“This country is being hurt by it. We are being divided,” Rep. Trey Gowdy (R-SC) said of Mueller’s investigation. “Whatever you got,” Gowdy added, “Finish it the hell up because this country is being torn apart.”
Rosenstein, who lost his cool at times, raised his voice and wagged his finger while defending himself and the department against allegations of stonewalling. The Justice Department officials claimed despite Republican allegations, he was “not trying to hide anything.”
“We are not in contempt of this Congress, and we are not going to be in contempt of this Congress,” Rosenstein told lawmakers.
Underscoring their merited frustration, Republicans briefly put the hearing on hold so they could approve a resolution on the House floor demanding that the Justice Department turn over thousands of documents within a seven day period.

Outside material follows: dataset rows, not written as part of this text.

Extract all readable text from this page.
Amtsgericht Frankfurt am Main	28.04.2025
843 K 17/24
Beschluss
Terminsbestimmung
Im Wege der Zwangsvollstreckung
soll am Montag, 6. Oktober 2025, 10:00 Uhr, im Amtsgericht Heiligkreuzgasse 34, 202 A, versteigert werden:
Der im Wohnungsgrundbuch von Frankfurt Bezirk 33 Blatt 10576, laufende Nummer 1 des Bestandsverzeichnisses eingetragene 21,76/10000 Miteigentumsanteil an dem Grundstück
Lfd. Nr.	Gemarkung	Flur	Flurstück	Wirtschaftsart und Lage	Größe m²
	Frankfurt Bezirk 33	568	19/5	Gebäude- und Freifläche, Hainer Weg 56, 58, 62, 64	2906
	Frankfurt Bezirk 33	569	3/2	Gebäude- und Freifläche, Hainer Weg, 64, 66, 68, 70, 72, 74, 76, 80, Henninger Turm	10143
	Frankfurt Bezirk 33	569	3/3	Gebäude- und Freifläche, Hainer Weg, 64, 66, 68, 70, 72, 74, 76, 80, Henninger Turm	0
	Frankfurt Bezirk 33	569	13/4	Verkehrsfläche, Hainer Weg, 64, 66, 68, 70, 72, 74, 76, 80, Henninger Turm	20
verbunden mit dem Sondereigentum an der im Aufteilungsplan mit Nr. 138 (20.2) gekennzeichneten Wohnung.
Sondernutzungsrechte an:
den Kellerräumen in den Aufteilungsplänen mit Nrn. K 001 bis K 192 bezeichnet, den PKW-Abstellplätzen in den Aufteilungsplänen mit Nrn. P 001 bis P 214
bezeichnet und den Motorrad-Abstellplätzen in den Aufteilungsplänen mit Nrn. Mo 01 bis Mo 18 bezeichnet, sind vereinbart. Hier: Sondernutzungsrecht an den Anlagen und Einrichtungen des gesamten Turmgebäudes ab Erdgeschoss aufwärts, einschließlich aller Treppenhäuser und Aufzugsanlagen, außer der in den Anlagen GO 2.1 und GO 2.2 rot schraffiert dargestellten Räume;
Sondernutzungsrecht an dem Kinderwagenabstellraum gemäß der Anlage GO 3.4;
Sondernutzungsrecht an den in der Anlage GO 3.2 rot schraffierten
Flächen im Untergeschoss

The resolution that passed along party lines Thursday demanded that the department turn over by July 6 documents on FBI investigations into Clinton’s private email use and Trump campaign ties to Russia. Both investigations unfolded during the presidential election, causing the FBI — which prides itself on independence — to become entangled in presidential politics in ways that are continuing to shake out. Meadows, one of the resolution’s sponsors, did not deny Democratic assertions that the document requests were related to efforts to undercut Mueller’s probe.
“Yes, when we get these documents, we believe that it will do away with this whole fiasco of what they call the Russian Trump collusion because there wasn’t any,” he said on the House floor.
The House judiciary and intelligence panels, which have subpoenaed the documents, want to use the records for congressional investigations into the FBI’s decision to clear Clinton in the email probe and its opening of an investigation into potential coordination between the Trump campaign and Russia. The Justice Department has already turned over more than 800,000 documents to congressional committees, yet the subpoenas seek additional materials, including records about any surveillance of Trump campaign associates.